Pub Date : 2019-01-01 Epub Date: 2019-05-20 DOI: 10.26502/fjwhd.2644-2884004
Rami A Ballout, Rayan Ghanem, Anwar Nassar, Ali H Hallal, Labib M Ghulmiyyah

This is the case of a 38 year-old Lebanese woman G2P1, history of previous cesarean section, presenting at 30+5 weeks of gestation with acute left-sided flank pain and a two-day history of chills and dysuria. In light of the clinical presentation, the patient was initially diagnosed with pyelonephritis and managed accordingly; however, her clinical status deteriorated with worsening hypotension and lethargy despite resuscitative measures and a normal abdominal ultrasound. Failure to revive the patient eventually led to a cardiac arrest for which a peri-mortem cesarean section was performed at bedside. Upon abdominal entry, an actively-bleeding ruptured splenic artery aneurysm (SAA) was identified, for which massive transfusion protocol was activated, and the patient was transferred to the operating room. The patient had a complicated postoperative course, the fetus was stillborn, and she was discharged home after 6 months of hospital stay. In view of the high mortality and morbidity associated with ruptured SAA in pregnancy, early recognition and prompt intervention are crucial for maternal and fetal benefit.

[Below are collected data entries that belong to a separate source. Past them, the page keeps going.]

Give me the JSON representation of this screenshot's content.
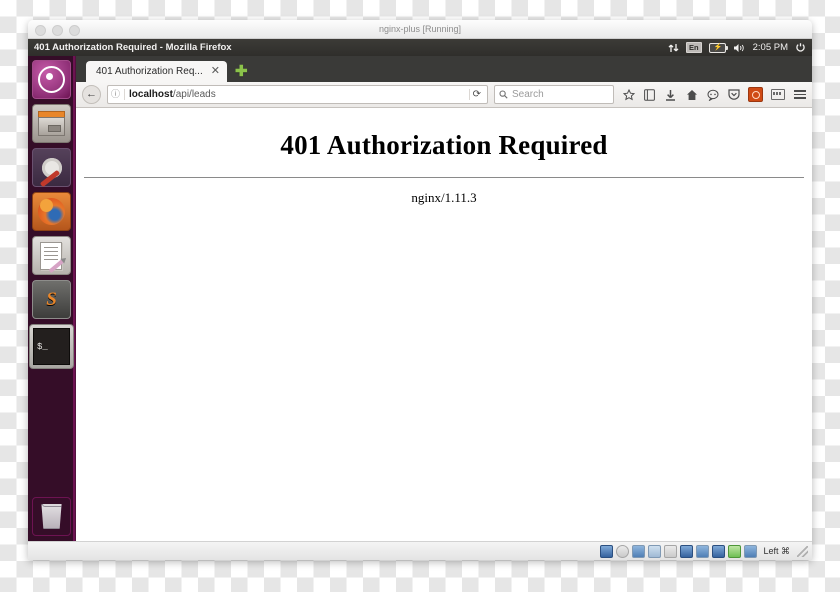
{
  "vbox": {
    "vm_title": "nginx-plus [Running]",
    "traffic_lights": [
      "close-button",
      "minimize-button",
      "zoom-button"
    ],
    "status": {
      "devices": [
        "hard-disk-icon",
        "optical-disk-icon",
        "floppy-icon",
        "audio-icon",
        "network-icon",
        "display-icon",
        "shared-folder-icon",
        "usb-icon",
        "webcam-icon",
        "capture-icon"
      ],
      "host_key_label": "Left ⌘"
    }
  },
  "ubuntu": {
    "topbar": {
      "window_title": "401 Authorization Required - Mozilla Firefox",
      "tray": {
        "network_icon": "network-up-down-icon",
        "keyboard_layout": "En",
        "battery_icon": "battery-charging-icon",
        "volume_icon": "volume-icon",
        "clock": "2:05 PM",
        "session_icon": "power-gear-icon"
      }
    },
    "launcher": {
      "items": [
        {
          "name": "ubuntu-dash",
          "label": "Dash home"
        },
        {
          "name": "files",
          "label": "Files"
        },
        {
          "name": "system-settings",
          "label": "System Settings"
        },
        {
          "name": "firefox",
          "label": "Firefox Web Browser"
        },
        {
          "name": "text-editor",
          "label": "Text Editor"
        },
        {
          "name": "sublime-text",
          "label": "Sublime Text",
          "glyph": "S"
        },
        {
          "name": "terminal",
          "label": "Terminal",
          "glyph": "$_"
        }
      ],
      "trash": {
        "name": "trash",
        "label": "Trash"
      }
    }
  },
  "firefox": {
    "tab": {
      "title": "401 Authorization Req...",
      "close_label": "✕"
    },
    "new_tab_label": "✚",
    "nav": {
      "back_label": "←",
      "identity_icon": "info-circle-icon",
      "url_host": "localhost",
      "url_path": "/api/leads",
      "reload_label": "⟳",
      "search_placeholder": "Search",
      "search_icon": "search-icon"
    },
    "toolbar_icons": [
      "bookmark-star-icon",
      "library-icon",
      "downloads-icon",
      "home-icon",
      "chat-icon",
      "pocket-icon",
      "extension-orange-icon",
      "cards-icon",
      "hamburger-menu-icon"
    ]
  },
  "page": {
    "heading": "401 Authorization Required",
    "server_signature": "nginx/1.11.3"
  },
  "colors": {
    "ubuntu_aubergine": "#2c001e",
    "launcher_purple": "#350d28",
    "topbar_dark": "#3c3b37",
    "firefox_orange": "#e8862a",
    "accent_green": "#8bc34a"
  }
}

本病例是一名 38 岁的黎巴嫩妇女,G2P1,既往有剖宫产史,妊娠 30+5 周时出现急性左侧腹痛,两天前出现寒战和排尿困难。根据临床表现,患者最初被诊断为肾盂肾炎,并接受了相应的治疗;然而,尽管采取了抢救措施并进行了正常的腹部超声波检查,患者的临床状况还是恶化了,低血压和嗜睡症状不断加重。由于抢救无效,患者最终心脏骤停,在床边进行了剖腹产手术。进入腹腔后,发现了一个活跃出血的脾动脉瘤(SAA)破裂,为此启动了大量输血方案,并将患者转入手术室。患者术后病程复杂,胎儿胎死腹中,住院 6 个月后出院回家。鉴于妊娠期 SAA 破裂的高死亡率和发病率,早期识别和及时干预对孕产妇和胎儿的获益至关重要。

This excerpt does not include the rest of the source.